A full week of answering questions from a 10-year-old about why someone would leave a bomb on the sidewalk was followed with two straight baseball-filled Saturdays for the Quiles family.
"I think they needed that," Jose Quiles said. "We're talking about these kids between the ages of 6-12. They're still young. They don't want to be cooped up.
"They like this. We're trying to take their minds off everything going on."
At some point, the hope is that temporary distractions are no longer required. Weeks, maybe. Months, likely. But baseball has played that role well.
Former Red Sox left-hander Bill Lee made one of his infrequent trips into the city on Saturday morning. He claims that spending time with other people isn't one of his favorite activities. He'd rather be in his Vermont home, doing yoga or making more of his specially-designed big-knob wooden bats that he believes should be used by all young baseball players.
However, eager-to-learn children are Lee's exception to the rule, and his glued-on smile paired with the ability to make anyone laugh is a rock-solid alibi.
Lee moved from kid to kid, patting one on the head, telling another to lower his rear when fielding a ground ball. The child listens. He makes a smooth play the next time Lee bounces the ball off the dirt.

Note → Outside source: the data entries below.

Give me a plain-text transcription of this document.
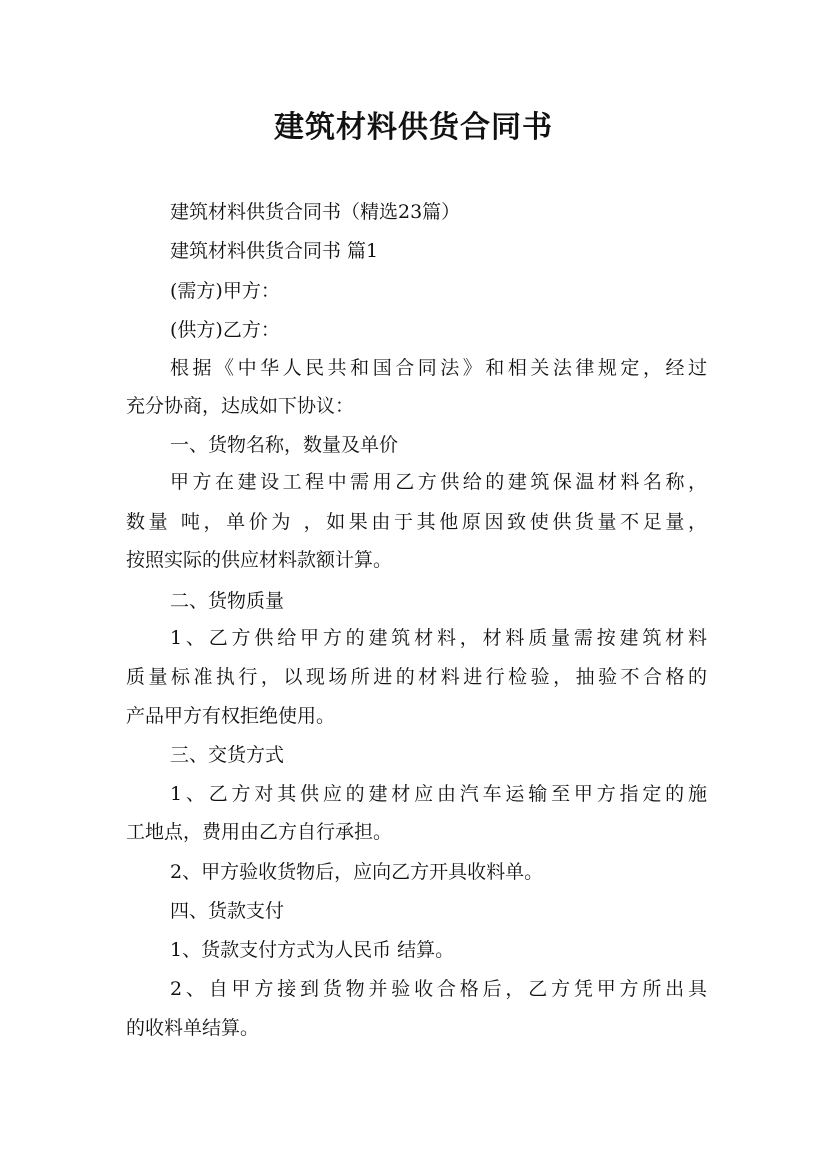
建筑材料供货合同书
建筑材料供货合同书（精选23篇）
建筑材料供货合同书 篇1
(需方)甲方：
(供方)乙方：
根据《中华人民共和国合同法》和相关法律规定，经过
充分协商，达成如下协议：
一、货物名称，数量及单价
甲方在建设工程中需用乙方供给的建筑保温材料名称，
数量 吨，单价为 ，如果由于其他原因致使供货量不足量，
按照实际的供应材料款额计算。
二、货物质量
1、乙方供给甲方的建筑材料，材料质量需按建筑材料
质量标准执行，以现场所进的材料进行检验，抽验不合格的
产品甲方有权拒绝使用。
三、交货方式
1、乙方对其供应的建材应由汽车运输至甲方指定的施
工地点，费用由乙方自行承担。
2、甲方验收货物后，应向乙方开具收料单。
四、货款支付
1、货款支付方式为人民币 结算。
2、自甲方接到货物并验收合格后，乙方凭甲方所出具
的收料单结算。
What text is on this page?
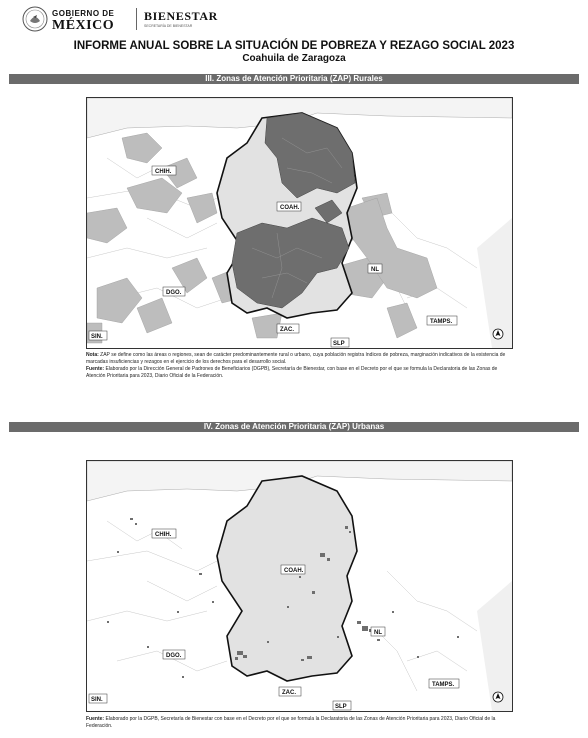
GOBIERNO DE
MÉXICO
BIENESTAR
SECRETARÍA DE BIENESTAR
INFORME ANUAL SOBRE LA SITUACIÓN DE POBREZA Y REZAGO SOCIAL 2023
Coahuila de Zaragoza
III. Zonas de Atención Prioritaria (ZAP) Rurales
CHIH.
COAH.
NL
DGO.
ZAC.
SLP
TAMPS.
SIN.
Nota: ZAP se define como las áreas o regiones, sean de carácter predominantemente rural o urbano, cuya población registra índices de pobreza, marginación indicativos de la existencia de marcadas insuficiencias y rezagos en el ejercicio de los derechos para el desarrollo social.
Fuente: Elaborado por la Dirección General de Padrones de Beneficiarios (DGPB), Secretaría de Bienestar, con base en el Decreto por el que se formula la Declaratoria de las Zonas de Atención Prioritaria para 2023, Diario Oficial de la Federación.
IV. Zonas de Atención Prioritaria (ZAP) Urbanas
CHIH.
COAH.
NL
DGO.
ZAC.
SLP
TAMPS.
SIN.
Fuente: Elaborado por la DGPB, Secretaría de Bienestar con base en el Decreto por el que se formula la Declaratoria de las Zonas de Atención Prioritaria para 2023, Diario Oficial de la Federación.
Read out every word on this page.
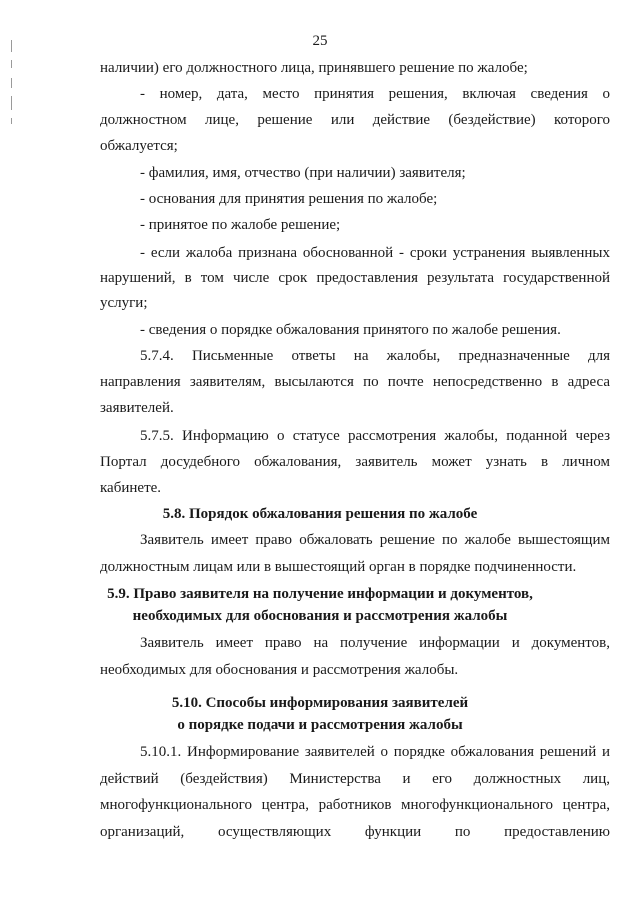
25

наличии) его должностного лица, принявшего решение по жалобе;

- номер, дата, место принятия решения, включая сведения о

должностном лице, решение или действие (бездействие) которого

обжалуется;

- фамилия, имя, отчество (при наличии) заявителя;

- основания для принятия решения по жалобе;

- принятое по жалобе решение;

- если жалоба признана обоснованной - сроки устранения выявленных

нарушений, в том числе срок предоставления результата государственной

услуги;

- сведения о порядке обжалования принятого по жалобе решения.

5.7.4. Письменные ответы на жалобы, предназначенные для

направления заявителям, высылаются по почте непосредственно в адреса

заявителей.

5.7.5. Информацию о статусе рассмотрения жалобы, поданной через

Портал досудебного обжалования, заявитель может узнать в личном

кабинете.

5.8. Порядок обжалования решения по жалобе

Заявитель имеет право обжаловать решение по жалобе вышестоящим

должностным лицам или в вышестоящий орган в порядке подчиненности.

5.9. Право заявителя на получение информации и документов,

необходимых для обоснования и рассмотрения жалобы

Заявитель имеет право на получение информации и документов,

необходимых для обоснования и рассмотрения жалобы.

5.10. Способы информирования заявителей

о порядке подачи и рассмотрения жалобы

5.10.1. Информирование заявителей о порядке обжалования решений и

действий (бездействия) Министерства и его должностных лиц,

многофункционального центра, работников многофункционального центра,

организаций, осуществляющих функции по предоставлению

"It's funny," says Randy Brenton, a parent from Kingston, Mass., who brought his three kids, Heather, 10, CJ, 8, and Nolan, 6. "When you tell your kids they're not going down properly for a ground ball, and daddy tells them, it doesn't sink in as much as it does coming from an ex-Red Sox player. That seems to have a little more weight to it."
Lee joined former Major Leaguers Kevin McGlinchy, Keith MacWhorter, Joe Morgan (the former Sox manager, not the Reds second baseman), Dave Stenhouse, Joe Johnson, Kevin Buckley, Rawly Eastwick and Bobby Taylor in the effort Saturday morning.
Everything they did seemed to have more weight to it. Relieved parents sipped coffee during a relaxation break on the park benches.
"I work with [kids] all the time," said Lee. "I try to tell them, 'Stay in school, don't lose your day job,' because most of them aren't going to make it. All of them have the heart and desire; they think they're going to be pro ball players, but it's one in a million that makes it."
Quiles said he doesn't expect the clinic to turn his kid into a future Major Leaguer. He's not too worried about that. His son sailed a throw well over a nearby glove being held as a target and Quiles smiled.
In a wide-open park, in a city that could feel freedom on Saturday morning, baseball was simply another distraction.
And it played the part well.
"You're immortal when you're young," Lee said. "Or you think like a 7-year-old. So I tell everybody to think like a 7-year-old. You're indestructible. You're bulletproof."